Data includes loan applications from 2014-06-20 to 2015-05-31. Target of prediction: Ability to repay the loan back of the applications (values: 0 and 1).
Number of application is quite stable over time.
Categorical features are distributed quite evenly.
Most of numerical features have normal distribution.
However, NUMERICAL_10 and NUMERICAL_40 are bias on 0 values (after fill null with 0).
June 2014 data is not completed.
NUMERICAL_10 has null value in a long period of time. If filling null with any constaent, it might lead to big bias for this period of time in prediction.
- Remove NUMERICAL_10 from feature list.
- NUMERICAL_40 fill null with mean value of the last 30 days (could be another time range, but with limited time for testing).

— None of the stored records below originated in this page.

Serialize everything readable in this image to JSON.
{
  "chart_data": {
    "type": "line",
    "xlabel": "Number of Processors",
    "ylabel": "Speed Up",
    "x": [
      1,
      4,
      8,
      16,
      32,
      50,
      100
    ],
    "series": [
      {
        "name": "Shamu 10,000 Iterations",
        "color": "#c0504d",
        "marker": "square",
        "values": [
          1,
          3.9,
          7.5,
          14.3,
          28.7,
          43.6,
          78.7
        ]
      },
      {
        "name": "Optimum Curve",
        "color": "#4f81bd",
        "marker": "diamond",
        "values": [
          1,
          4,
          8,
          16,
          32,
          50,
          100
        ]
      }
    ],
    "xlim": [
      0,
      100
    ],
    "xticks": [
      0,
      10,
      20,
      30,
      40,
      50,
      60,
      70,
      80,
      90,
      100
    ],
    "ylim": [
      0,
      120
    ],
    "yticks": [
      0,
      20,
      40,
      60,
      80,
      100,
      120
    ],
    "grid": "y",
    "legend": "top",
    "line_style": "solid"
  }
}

- June 2014 is not too importance, can be use for mean and standard deviation aggregation.
Numerical features: Fill null with mean value of the last 30 days since application date.
Categorical features: Fill null with "unknown".
Extract these features from TIME column:
- Months Columns: month_1, month_2...
- Dates Columns: date_1, date_2...
- DOW Columns: dow_0, dow_1...
- Hour: hour_1, hour_2...
Calculate standard deviation of numerical features using mean of the last 30 days since application date.
Chosen 2 algorithms: LogisticRegression and RandomForestClassifier
LogisticRegression is a data analysis technique that uses mathematics to find the relationships between two data factors. It then uses this relationship to predict the value of one of those factors based on the other. The prediction usually has a finite number of outcomes, like yes or no.
This algorithm is fast in training and prediction because its complexity is low. However, accuracy rate of LogisticRegression is not normally high comparing to other algorithms for complex input data (bit amount of features).
RandomForestClassifier is a set of binary trees taking their majority vote for classification.
Training and prediction speed is quite slow, depending on the complexity of algorithm settings. The more trees or the more depth, the slower the algorithm runs. Exchange of its speed, the accuracy rate is noemally higher than LogisticRegression for high complexity data.
LogisticRegression | RandomForestClassifier | |
---|---|---|
Speed | Fast | Slow |
Size on Disk | Small | Big |
Accuracy Rate | Normally low for high complexity data | Normally high for high complexity data |
Complexity Data | Normally handle well low complexity data | Normally handle well high complexity data |
ROC_AUC score of 2 models are quite high in training.
ROC_AUC score of 2 models are low in test -> 2 models are heavily overfitted.
Tunning hyper-parameters of the models will not reduce considerably overfit.
Reducing data complexity might be benificial more.
Since both models have the similar ROC_AUC score, considering feature importance of both models are ok for reducing overfit in the future.
LogisticRegression depends more on numberical than categorical features. Highlights:
- NUMERICAL_4, NUMERICAL_7, NUMERICAL_20_std_dev_last_30_days and NUMERICAL_18_std_dev_last_30_days affect TARGET highly negatively.
- NUMERICAL_4_std_dev_last_30_days, NUMERICAL_7_std_dev_last_30_days, NUMERICAL_20 and NUMERICAL_18 affect TARGET highly positively.
- Original numberical features and their standard deviation features affect TARGET oppositely.
RandomForestClassifier depends more on categorical than numberical features. Highlights:
- CATEGORICAL_9, CATEGORICAL_7 and CATEGORICAL_1 highly affect TARGET. Around 60% of the predictions were based on these features.
- If original numberical features highly affect TARGET, their standard deviation features will affect TARGET as well.
Those highly affected features might be considered in reduce data complexity, basing on their real meaning, those features can be excluded in training.
- Input data is quite clean.
- New features added did not show significant difference comparing to original features.
- Even though training ROC_AUC scores are high, but both models are very overfitted.
- Reducing data complexity might be the best way to reduce overfit.
- The following features can be considered for feature reduction:
- NUMERICAL_4
- NUMERICAL_7
- NUMERICAL_20
- NUMERICAL_18
- CATEGORICAL_9
- CATEGORICAL_7
- CATEGORICAL_1